Igor Rybakov, un milliardaire copropriétaire du producteur de toitures et d’isolants Technonicol, a déclaré sur sa chaîne YouTube comprendre que « le point de non-retour a été dépassé et que ce sera une grande histoire qui touchera la vie de millions de personnes ». « C’est triste », a-t-il déploré.
« Je n’ai absolument rien à voir avec les tensions géopolitiques actuelles »
Impossible de savoir si toutes ces déclarations sont sincères ou si elles visent simplement à provoquer un allégement des sanctions dont ces milliardaires sont victimes. Par exemple, Alexey Mordashov, à la tête du géant sidérurgique Severstal, a d’abord qualifié les combats de « tragédie de deux peuples frères » et dit qu’il était « terrible que des Ukrainiens et des Russes meurent, que les gens souffrent de privations, que l’économie s’effondre ». Avant d’ajouter qu’il n’avait « absolument rien à voir avec les tensions géopolitiques actuelles ». « Je ne comprends pas pourquoi des sanctions ont été imposées contre nous », a-t-il fustigé.

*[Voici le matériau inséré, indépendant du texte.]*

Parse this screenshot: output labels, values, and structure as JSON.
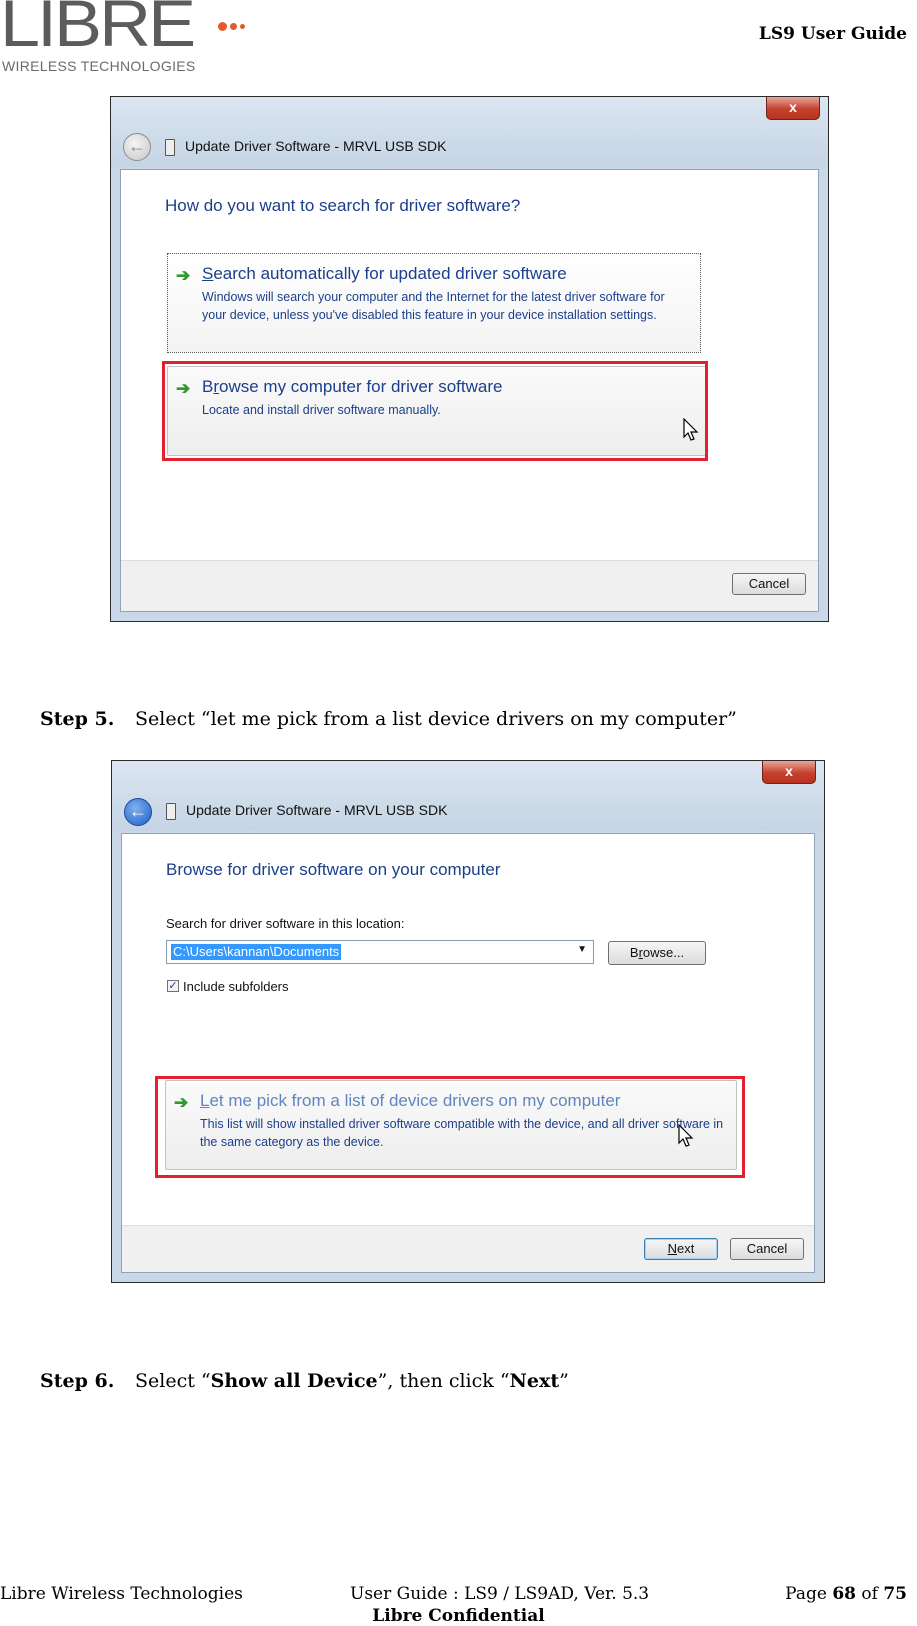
{
  "header": {
    "logo_word": "LIBRE",
    "logo_sub": "WIRELESS TECHNOLOGIES",
    "doc_title": "LS9 User Guide"
  },
  "dialog1": {
    "title": "Update Driver Software - MRVL USB SDK",
    "close_label": "x",
    "heading": "How do you want to search for driver software?",
    "option1": {
      "title_first": "S",
      "title_rest": "earch automatically for updated driver software",
      "desc": "Windows will search your computer and the Internet for the latest driver software for your device, unless you've disabled this feature in your device installation settings."
    },
    "option2": {
      "title_first": "B",
      "title_u": "r",
      "title_rest": "owse my computer for driver software",
      "desc": "Locate and install driver software manually."
    },
    "cancel_label": "Cancel"
  },
  "step5": {
    "number": "Step 5.",
    "text": "Select “let me pick from a list device drivers on my computer”"
  },
  "dialog2": {
    "title": "Update Driver Software - MRVL USB SDK",
    "close_label": "x",
    "heading": "Browse for driver software on your computer",
    "location_label": "Search for driver software in this location:",
    "location_value": "C:\\Users\\kannan\\Documents",
    "browse_first": "B",
    "browse_u": "r",
    "browse_rest": "owse...",
    "include_subfolders": "Include subfolders",
    "option": {
      "title_u": "L",
      "title_rest": "et me pick from a list of device drivers on my computer",
      "desc": "This list will show installed driver software compatible with the device, and all driver software in the same category as the device."
    },
    "next_u": "N",
    "next_rest": "ext",
    "cancel_label": "Cancel"
  },
  "step6": {
    "number": "Step 6.",
    "text_before": "Select “",
    "bold1": "Show all Device",
    "text_mid": "”, then click “",
    "bold2": "Next",
    "text_after": "”"
  },
  "footer": {
    "company": "Libre Wireless Technologies",
    "guide": "User Guide : LS9 / LS9AD, Ver. 5.3",
    "page_label": "Page",
    "page_num": "68",
    "page_of": "of",
    "page_total": "75",
    "confidential": "Libre Confidential"
  },
  "colors": {
    "link_blue": "#1b3f8b",
    "highlight_red": "#e3202e",
    "logo_orange": "#e35a2a"
  }
}
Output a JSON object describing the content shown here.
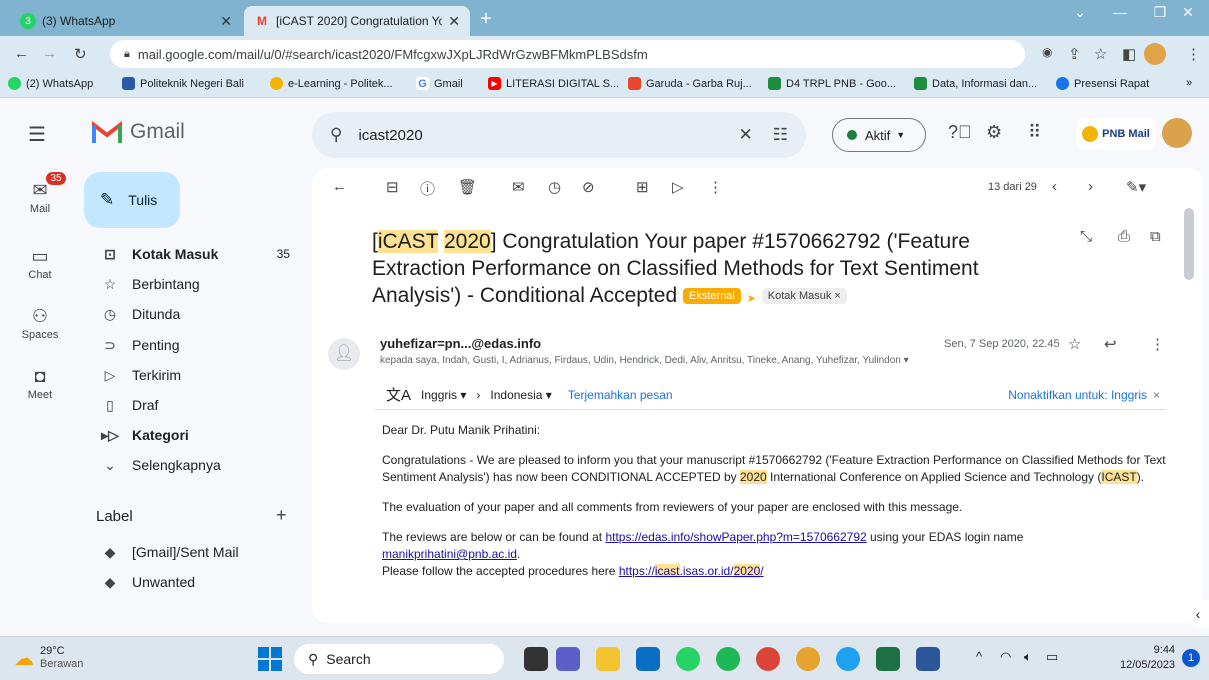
{
  "browser": {
    "tabs": [
      {
        "label": "(3) WhatsApp"
      },
      {
        "label": "[iCAST 2020] Congratulation You"
      }
    ],
    "url": "mail.google.com/mail/u/0/#search/icast2020/FMfcgxwJXpLJRdWrGzwBFMkmPLBSdsfm",
    "bookmarks": [
      "(2) WhatsApp",
      "Politeknik Negeri Bali",
      "e-Learning - Politek...",
      "Gmail",
      "LITERASI DIGITAL S...",
      "Garuda - Garba Ruj...",
      "D4 TRPL PNB - Goo...",
      "Data, Informasi dan...",
      "Presensi Rapat"
    ],
    "bookmark_icons": [
      "bm-whatsapp",
      "bm-pnb",
      "bm-elearning",
      "bm-google",
      "bm-youtube",
      "bm-garuda",
      "bm-drive",
      "bm-drive",
      "bm-meet"
    ],
    "chevron": "»"
  },
  "gmail": {
    "logo": "Gmail",
    "search_value": "icast2020",
    "status": "Aktif",
    "badge": "PNB Mail"
  },
  "rail": [
    {
      "label": "Mail",
      "badge": "35"
    },
    {
      "label": "Chat"
    },
    {
      "label": "Spaces"
    },
    {
      "label": "Meet"
    }
  ],
  "compose": "Tulis",
  "nav": [
    {
      "label": "Kotak Masuk",
      "count": "35",
      "icon": "inbox-icon"
    },
    {
      "label": "Berbintang",
      "icon": "star-icon"
    },
    {
      "label": "Ditunda",
      "icon": "clock-icon"
    },
    {
      "label": "Penting",
      "icon": "important-icon"
    },
    {
      "label": "Terkirim",
      "icon": "send-icon"
    },
    {
      "label": "Draf",
      "icon": "draft-icon"
    },
    {
      "label": "Kategori",
      "icon": "label-icon"
    },
    {
      "label": "Selengkapnya",
      "icon": "chevron-down-icon"
    }
  ],
  "labels_title": "Label",
  "labels": [
    "[Gmail]/Sent Mail",
    "Unwanted"
  ],
  "toolbar": {
    "pager": "13 dari 29"
  },
  "email": {
    "subject_hl1": "iCAST",
    "subject_hl2": "2020",
    "subject_rest": "] Congratulation Your paper #1570662792 ('Feature Extraction Performance on Classified Methods for Text Sentiment Analysis') - Conditional Accepted",
    "chip_external": "Eksternal",
    "chip_inbox": "Kotak Masuk",
    "sender": "yuhefizar=pn...@edas.info",
    "date": "Sen, 7 Sep 2020, 22.45",
    "recipients": "kepada saya, Indah, Gusti, I, Adrianus, Firdaus, Udin, Hendrick, Dedi, Aliv, Anritsu, Tineke, Anang, Yuhefizar, Yulindon",
    "translate": {
      "from": "Inggris",
      "to": "Indonesia",
      "action": "Terjemahkan pesan",
      "disable": "Nonaktifkan untuk: Inggris"
    },
    "greeting": "Dear Dr. Putu Manik Prihatini:",
    "para1_a": "Congratulations - We are pleased to inform you that your manuscript #1570662792 ('Feature Extraction Performance on Classified Methods for Text Sentiment Analysis') has now been CONDITIONAL ACCEPTED by ",
    "para1_hl": "2020",
    "para1_b": " International Conference on Applied Science and Technology (",
    "para1_hl2": "ICAST",
    "para1_c": ").",
    "para2": "The evaluation of your paper and all comments from reviewers of your paper are enclosed with this message.",
    "para3_a": "The reviews are below or can be found at ",
    "para3_link": "https://edas.info/showPaper.php?m=1570662792",
    "para3_b": " using your EDAS login name",
    "para3_email": "manikprihatini@pnb.ac.id",
    "para3_c": ".",
    "para4_a": "Please follow the accepted procedures here ",
    "para4_link_a": "https://",
    "para4_link_hl": "icast",
    "para4_link_b": ".isas.or.id/",
    "para4_link_hl2": "2020",
    "para4_link_c": "/"
  },
  "taskbar": {
    "weather_temp": "29°C",
    "weather_desc": "Berawan",
    "search": "Search",
    "time": "9:44",
    "date": "12/05/2023",
    "notif": "1"
  },
  "colors": {
    "accent": "#c2e7ff",
    "highlight": "#fde293",
    "link": "#1a0dab",
    "chrome": "#dbe9f3"
  }
}
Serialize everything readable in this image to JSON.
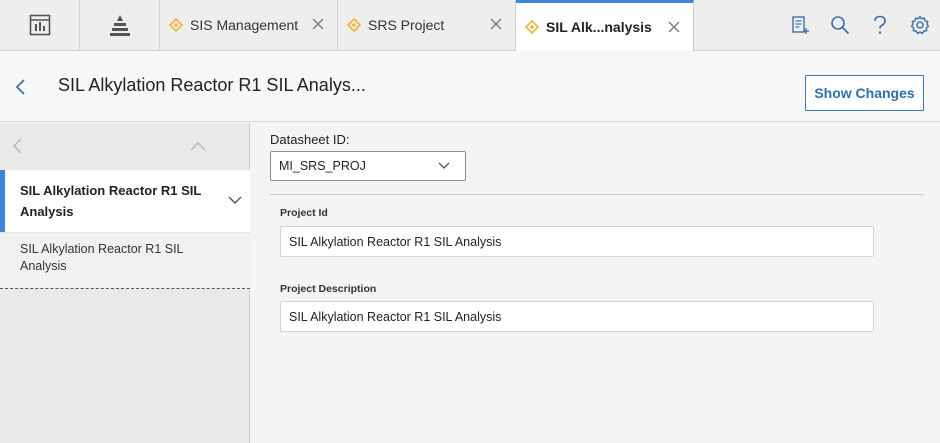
{
  "tabs": [
    {
      "label": "SIS Management",
      "active": false
    },
    {
      "label": "SRS Project",
      "active": false
    },
    {
      "label": "SIL Alk...nalysis",
      "active": true
    }
  ],
  "toolbar_icons": [
    "report-icon",
    "search-icon",
    "help-icon",
    "settings-icon"
  ],
  "header": {
    "title": "SIL Alkylation Reactor R1 SIL Analys...",
    "show_changes_label": "Show Changes"
  },
  "sidebar": {
    "active_item": "SIL Alkylation Reactor R1 SIL Analysis",
    "sub_item": "SIL Alkylation Reactor R1 SIL Analysis"
  },
  "datasheet": {
    "label": "Datasheet ID:",
    "value": "MI_SRS_PROJ"
  },
  "fields": {
    "project_id": {
      "label": "Project Id",
      "value": "SIL Alkylation Reactor R1 SIL Analysis"
    },
    "project_description": {
      "label": "Project Description",
      "value": "SIL Alkylation Reactor R1 SIL Analysis"
    }
  },
  "colors": {
    "accent": "#3a86d8",
    "tab_icon": "#f2b233",
    "button_border": "#3a78b8"
  }
}
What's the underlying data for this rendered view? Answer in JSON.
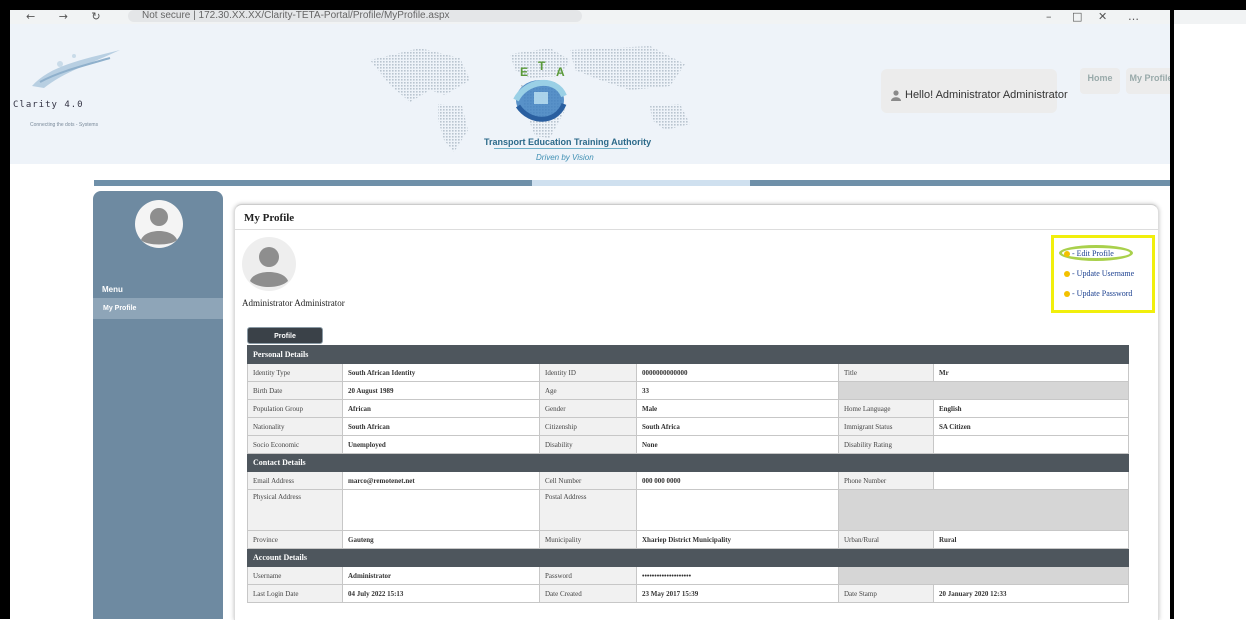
{
  "browser": {
    "nav_icons": "← → ↻",
    "url_text": "Not secure | 172.30.XX.XX/Clarity-TETA-Portal/Profile/MyProfile.aspx",
    "window_icons": [
      "–",
      "□",
      "✕",
      "…"
    ]
  },
  "header": {
    "logo_title": "Clarity 4.0",
    "logo_tagline": "Connecting the dots - Systems",
    "teta_name": "Transport Education Training Authority",
    "teta_tagline": "Driven by Vision",
    "greeting": "Hello! Administrator Administrator",
    "nav": [
      "Home",
      "My Profile"
    ]
  },
  "sidebar": {
    "menu_title": "Menu",
    "items": [
      "My Profile"
    ]
  },
  "profile": {
    "title": "My Profile",
    "user_name": "Administrator Administrator",
    "actions": [
      "- Edit Profile",
      "- Update Username",
      "- Update Password"
    ],
    "tab_label": "Profile",
    "personal_title": "Personal Details",
    "personal": {
      "identity_type_label": "Identity Type",
      "identity_type": "South African Identity",
      "identity_id_label": "Identity ID",
      "identity_id": "0000000000000",
      "title_label": "Title",
      "title": "Mr",
      "birth_date_label": "Birth Date",
      "birth_date": "20 August 1989",
      "age_label": "Age",
      "age": "33",
      "population_label": "Population Group",
      "population": "African",
      "gender_label": "Gender",
      "gender": "Male",
      "language_label": "Home Language",
      "language": "English",
      "nationality_label": "Nationality",
      "nationality": "South African",
      "citizenship_label": "Citizenship",
      "citizenship": "South Africa",
      "immigrant_label": "Immigrant Status",
      "immigrant": "SA Citizen",
      "socio_label": "Socio Economic",
      "socio": "Unemployed",
      "disability_label": "Disability",
      "disability": "None",
      "disability_rating_label": "Disability Rating"
    },
    "contact_title": "Contact Details",
    "contact": {
      "email_label": "Email Address",
      "email": "marco@remotenet.net",
      "cell_label": "Cell Number",
      "cell": "000 000 0000",
      "phone_label": "Phone Number",
      "physical_label": "Physical Address",
      "postal_label": "Postal Address",
      "province_label": "Province",
      "province": "Gauteng",
      "municipality_label": "Municipality",
      "municipality": "Xhariep District Municipality",
      "urban_label": "Urban/Rural",
      "urban": "Rural"
    },
    "account_title": "Account Details",
    "account": {
      "username_label": "Username",
      "username": "Administrator",
      "password_label": "Password",
      "password": "••••••••••••••••••••",
      "last_login_label": "Last Login Date",
      "last_login": "04 July 2022 15:13",
      "created_label": "Date Created",
      "created": "23 May 2017 15:39",
      "stamp_label": "Date Stamp",
      "stamp": "20 January 2020 12:33"
    }
  }
}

Qu’ils soient pris de résolutions pacifistes ou qu’ils craignent pour leur portefeuille – il s’agit d’ailleurs peut-être d’un mélange des deux -, de telles prises de position sont extrêmement rares en Russie. Surtout depuis l’envoi en prison en 2003 de celui qui était à l’époque l’homme le plus riche de Russie, Mikhaïl Khodorkovski, pour fraude et évasion fiscale. Allégations qu’il a toujours niées: il aurait surtout été emprisonné pour avoir soutenu des partis d’opposition à Poutine.
Notons toutefois que les déclarations des quelques milliardaires que nous venons d’énumérer restent marginales. La grande partie des oligarques russes continuent de se taire dans toutes les langues, malgré les sanctions. Mais nous ne sommes même pas encore une semaine après le début de la guerre.
Trois députés s’opposent à l’invasion
En parallèle de ces voix qui montent chez les milliardaires, d’autres s’élèvent à la Douma. Pourtant, là aussi, la dissidence à l’égard de Poutine est rare. Trois de ses membres – Vyacheslav Markhaev, Oleg Smolin, et Mikhail Matveyev – se sont prononcés contre l’invasion de l’Ukraine, selon le New York Times.
Ces trois députés ont voté en faveur d’une résolution reconnaissant Donetsk et Louhansk, les deux régions séparatistes de l’est de l’Ukraine, comme des États indépendants. Mais ils ont fait part de leur opposition à l’invasion de l’entièreté du pays.
Smolin s’est dit « choqué » par l’invasion et « convaincu que la force militaire ne devrait être utilisée en politique qu’en dernier recours ». Matveyev a dit avoir « voté pour la paix, pas pour la guerre ». « Pour que la Russie devienne un bouclier, afin que Donbass ne soit pas bombardé, et que Kiev non plus », a-t-il ajouté.
Les trois députés appartiennent au Parti communiste, qui s’oppose généralement au parti au pouvoir (Russie unie). Généralement, ses membres restent toutefois fidèles à Poutine. Cette prise de position contre l’invasion de l’Ukraine revêt donc une forte valeur symbolique.